Francesca vi si recò nel marzo 1889 cominciando un’avventura che l’avrebbe portata ad erigere nelle Americhe più di cinquanta istituti e a essere proclamata da Pio XII, nel 1950, patrona degli emigranti e, nel 1952, dal Comitato americano dell’emigrazione italiana, come la più illustre emigrata del secolo.

Il primo impatto con la metropoli statunitense non fu facile, poiché l’arcivescovo Corrigan cercò addirittura di rimandare in patria quelle suore che non avevano una sufficiente base finanziaria per i loro progetti.

Ma Francesca, forte dell’assenso del Papa che l’aveva incoraggiata, trovò l’aiuto di una ricca cattolica americana, la contessa De Cesnola, moglie di un italiano che era il direttore del Metropolitan Museum, e aprì una prima scuola femminile in un appartamento offerto dalla contessa, poi le suore s’impegnarono nell’assistenza e nell’insegnamento nei quartieri più degradati della città.

Francesca riuscì a convincere gli italiani più ricchi a ad aiutare i connazionali poveri in modo che potessero inserirsi nel contesto sociale americano senza dimenticare la loro origine.

Secondo la sua strategia educativa, le suore si rivolgevano agli emigranti in italiano, e nella stessa lingua facevano celebrare i servizi religiosi nelle chiese annesse ai loro istituti, nonché le rappresentazioni teatrali, mentre italiano era il personale degli ospedali e buona parte di quello delle scuole e nel contempo, insegnandogli l’inglese, ne favorivano l’inserimento nella società americana facendone dei buoni cittadini.

Nel 1890, sulle colline di West Park, a un centinaio di km dalla città, sorse il collegio di Manresa dove fu collocato il noviziato per l’America settentrionale e l’anno dopo, al ritorno da un viaggio in Nicaragua, Francesca organizzò una scuola e un orfanotrofio a New Orleans per i figli degli italiani e dopo solo quattro mesi, insieme alla comunità italiana, effettuò una processione religiosa per le vie della città, dove per la prima volta gli italiani furono applauditi in pubblico.

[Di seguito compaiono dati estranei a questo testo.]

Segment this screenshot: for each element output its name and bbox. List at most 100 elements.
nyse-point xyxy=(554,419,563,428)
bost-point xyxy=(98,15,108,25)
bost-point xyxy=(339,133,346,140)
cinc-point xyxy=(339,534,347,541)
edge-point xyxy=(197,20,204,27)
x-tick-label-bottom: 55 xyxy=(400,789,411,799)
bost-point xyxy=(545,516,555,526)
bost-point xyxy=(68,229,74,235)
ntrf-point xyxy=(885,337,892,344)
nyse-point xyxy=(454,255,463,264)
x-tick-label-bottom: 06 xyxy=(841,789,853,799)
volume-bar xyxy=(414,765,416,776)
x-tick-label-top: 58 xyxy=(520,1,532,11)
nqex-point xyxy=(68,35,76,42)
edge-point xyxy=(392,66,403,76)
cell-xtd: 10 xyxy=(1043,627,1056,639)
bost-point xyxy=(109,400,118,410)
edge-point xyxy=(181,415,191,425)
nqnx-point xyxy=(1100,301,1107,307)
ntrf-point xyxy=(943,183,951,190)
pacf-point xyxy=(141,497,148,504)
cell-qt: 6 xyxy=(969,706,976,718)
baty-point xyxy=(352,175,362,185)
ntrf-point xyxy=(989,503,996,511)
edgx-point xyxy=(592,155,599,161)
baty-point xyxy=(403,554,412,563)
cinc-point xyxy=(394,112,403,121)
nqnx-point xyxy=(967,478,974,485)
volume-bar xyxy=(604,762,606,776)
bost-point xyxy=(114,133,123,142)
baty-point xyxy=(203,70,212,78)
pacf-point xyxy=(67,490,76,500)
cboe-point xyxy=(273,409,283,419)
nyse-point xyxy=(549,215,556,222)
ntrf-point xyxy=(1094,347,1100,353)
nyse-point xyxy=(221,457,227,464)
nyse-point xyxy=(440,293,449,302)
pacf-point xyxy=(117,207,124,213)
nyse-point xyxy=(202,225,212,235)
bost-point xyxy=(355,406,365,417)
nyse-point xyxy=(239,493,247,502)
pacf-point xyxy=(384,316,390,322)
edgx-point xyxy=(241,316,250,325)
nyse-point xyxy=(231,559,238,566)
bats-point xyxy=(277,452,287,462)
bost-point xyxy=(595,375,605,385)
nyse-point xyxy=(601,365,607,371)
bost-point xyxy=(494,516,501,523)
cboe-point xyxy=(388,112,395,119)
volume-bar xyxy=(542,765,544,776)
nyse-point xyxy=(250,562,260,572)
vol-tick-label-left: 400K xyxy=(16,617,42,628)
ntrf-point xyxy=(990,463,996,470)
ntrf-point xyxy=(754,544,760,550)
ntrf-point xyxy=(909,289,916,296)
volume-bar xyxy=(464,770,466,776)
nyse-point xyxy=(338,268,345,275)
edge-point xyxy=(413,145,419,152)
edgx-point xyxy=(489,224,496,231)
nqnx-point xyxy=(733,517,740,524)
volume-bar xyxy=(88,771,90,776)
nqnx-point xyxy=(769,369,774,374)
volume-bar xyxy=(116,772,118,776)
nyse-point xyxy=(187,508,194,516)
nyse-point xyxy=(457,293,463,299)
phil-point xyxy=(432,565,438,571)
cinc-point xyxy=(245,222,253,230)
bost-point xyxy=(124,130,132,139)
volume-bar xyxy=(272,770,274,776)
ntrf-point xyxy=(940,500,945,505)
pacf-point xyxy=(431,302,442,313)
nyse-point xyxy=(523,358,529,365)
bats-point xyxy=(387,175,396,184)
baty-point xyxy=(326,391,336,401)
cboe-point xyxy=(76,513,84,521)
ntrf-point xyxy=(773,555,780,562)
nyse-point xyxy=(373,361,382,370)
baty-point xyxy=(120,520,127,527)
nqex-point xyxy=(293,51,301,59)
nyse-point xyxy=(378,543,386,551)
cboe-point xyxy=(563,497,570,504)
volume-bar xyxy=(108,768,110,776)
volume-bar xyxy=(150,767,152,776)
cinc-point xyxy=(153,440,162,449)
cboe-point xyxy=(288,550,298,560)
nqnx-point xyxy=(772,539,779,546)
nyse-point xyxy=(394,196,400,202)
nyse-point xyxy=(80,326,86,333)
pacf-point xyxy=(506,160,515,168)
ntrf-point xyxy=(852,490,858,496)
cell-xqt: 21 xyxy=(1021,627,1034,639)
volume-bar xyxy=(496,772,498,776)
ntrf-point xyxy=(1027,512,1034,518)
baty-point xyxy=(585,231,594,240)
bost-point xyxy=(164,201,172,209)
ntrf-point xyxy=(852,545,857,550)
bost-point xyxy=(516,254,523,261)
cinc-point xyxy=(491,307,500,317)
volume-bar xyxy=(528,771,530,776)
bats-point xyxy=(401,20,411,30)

Tornata a New York, salvò dal fallimento l’ospedale Columbus in cui erano curati gli emigrati italiani, aprendone un altro, il Columbus II, che diventò uno dei più importanti istituti medici della città.

Gli ultimi anni della sua vita, tra un viaggio e l’altro dall’Europa alle Americhe, li dedicò all’assistenza ai carcerati italiani, impossibilitati a difendersi per l’ignoranza dell’inglese, infatti le suore fecero riaprire alcuni processi e assicurarono i contatti tra i detenuti e le loro famiglie.

Madre Cabrini morì a Chicago, durante una delle visite che compiva periodicamente alle sue case, il 22 dicembre 1917, lasciando sessantasette fondazioni e circa milletrecento missionarie.

Nel 1925 fu consacrata a Codogno la Casa del Tabor, che era stato tanto desiderata da Francesca, l’anno dopo le sue suore andarono in Cina, nel 1936 in Africa, nel 1948 in Australia.

Fu beatificata nel 1938 da Pio XI e canonizzata da Pio XII il 7 luglio 1946, grazie ad una speciale dispensa di papa Pio XI dalla legge che allora stabiliva l’inizio della discussione sopra l’eroicità delle virtù non prima del 50° anno dalla morte.

A Roma, nella basilica di San Pietro, in una delle nicchie riservate ai grandi Fondatori c’è anche la statua di Francesca Saverio Cabrini, e un’altra è collocata su una guglia del duomo di Milano.